地方病とは、甲府盆地で古くから恐れられていた病気でした。この病気にかかると、お腹が異様に膨れ上がってしまい腹水が溜まり、しまいには死に至ってしまう病気でした。日本住血吸虫は寄生虫であり、この寄生虫にかかる病気はずっと奇病とされていました。
今でこそ、上のサイクルが解明されているものの、杉浦建造さんが地方病の原因を突き止めるまでは、「なぜ病気にかかるのか?」「いつ、自分も病気にかかってしまうのか?」と、甲府盆地に住む方は恐怖におびえていたという。
そんなことから、地方病の蔓延が落ち着く頃(1960年代か70年代ころまでかと・・)までは、「山梨県にお嫁に行くのは地方病にかかって死に至る覚悟をもっていかなくてはいけない」といわれており、山梨県の男性は敬遠されがちだったという話も聞きました。
恐ろしいですね、地方病。。
そんな地方病の解明は、とある女性が献体してくれたことから始まったのです!!

とある女性が献体に名乗り出た!!

▲地方病の患者を診る「杉浦建造氏」
そんななか、明治30年の時でした。山梨県の有名な温泉街である石和に暮らしていた「杉山なかさん」という農婦の女性が、お腹が膨れる原因をつかんでくれということで杉浦醫院へ訪れました。しかし、杉浦建造先生は「これは腹を割ってみないとわからない」という結論に。

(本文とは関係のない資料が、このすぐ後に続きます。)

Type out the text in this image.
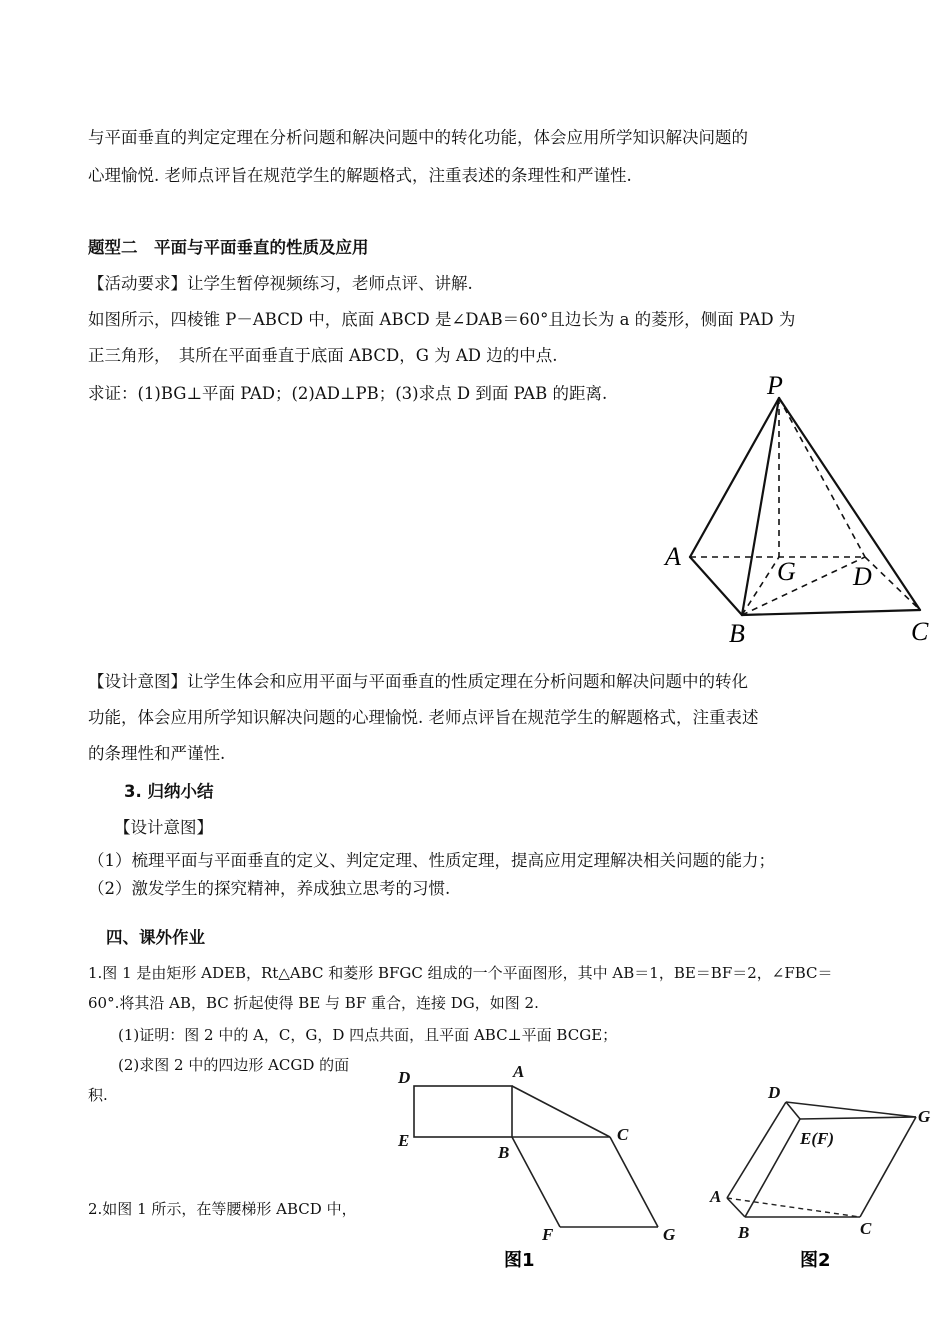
与平面垂直的判定定理在分析问题和解决问题中的转化功能，体会应用所学知识解决问题的

心理愉悦. 老师点评旨在规范学生的解题格式，注重表述的条理性和严谨性.

题型二　平面与平面垂直的性质及应用

【活动要求】让学生暂停视频练习，老师点评、讲解.

如图所示，四棱锥 P－ABCD 中，底面 ABCD 是∠DAB＝60°且边长为 a 的菱形，侧面 PAD 为

正三角形，　其所在平面垂直于底面 ABCD，G 为 AD 边的中点.

求证：(1)BG⊥平面 PAD；(2)AD⊥PB；(3)求点 D 到面 PAB 的距离.	P
A
G D
B	C

【设计意图】让学生体会和应用平面与平面垂直的性质定理在分析问题和解决问题中的转化

功能，体会应用所学知识解决问题的心理愉悦. 老师点评旨在规范学生的解题格式，注重表述

的条理性和严谨性.

3. 归纳小结

【设计意图】

（1）梳理平面与平面垂直的定义、判定定理、性质定理，提高应用定理解决相关问题的能力；

（2）激发学生的探究精神，养成独立思考的习惯.

四、课外作业

1.图 1 是由矩形 ADEB，Rt△ABC 和菱形 BFGC 组成的一个平面图形，其中 AB＝1，BE＝BF＝2，∠FBC＝

60°.将其沿 AB，BC 折起使得 BE 与 BF 重合，连接 DG，如图 2.

(1)证明：图 2 中的 A，C，G，D 四点共面，且平面 ABC⊥平面 BCGE；

(2)求图 2 中的四边形 ACGD 的面

积.

2.如图 1 所示，在等腰梯形 ABCD 中，

D	A
E
B
C
F	G
图1
D
G
E(F)
A
B	C
图2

そして、山梨県ではまだ献体をしてくれる方がいなかったため、杉山さんが「自分の息子や孫がこの病気にかからないように、私のお腹を割って原因を突き止めてください!!」ということで献体してくれることになったのです。
そして調べたところ、今までの十二指腸中や回虫とは異なった卵が発見されたのです。ただ、この解剖で分かったのはこれだけで、この卵は一体どんな虫が産むのかを特定することまでは出来ませんでした。
そして7年経っても次の献体者が現れず、調査は進まず。。。
▲ミラシジウムの成虫
そこで、甲府市在住である三上三郎氏が自分が飼っている愛猫(ヒメ)を田んぼに放して水につけてこの病気にかかるのを待ちました。すると、猫のお腹が大きくなり桂田富士郎という医学者の方を呼んで解剖したら、オスとメスが合体した成虫が門脈(肝臓へ向かう部分の血管)に住みついているのを発見したのです。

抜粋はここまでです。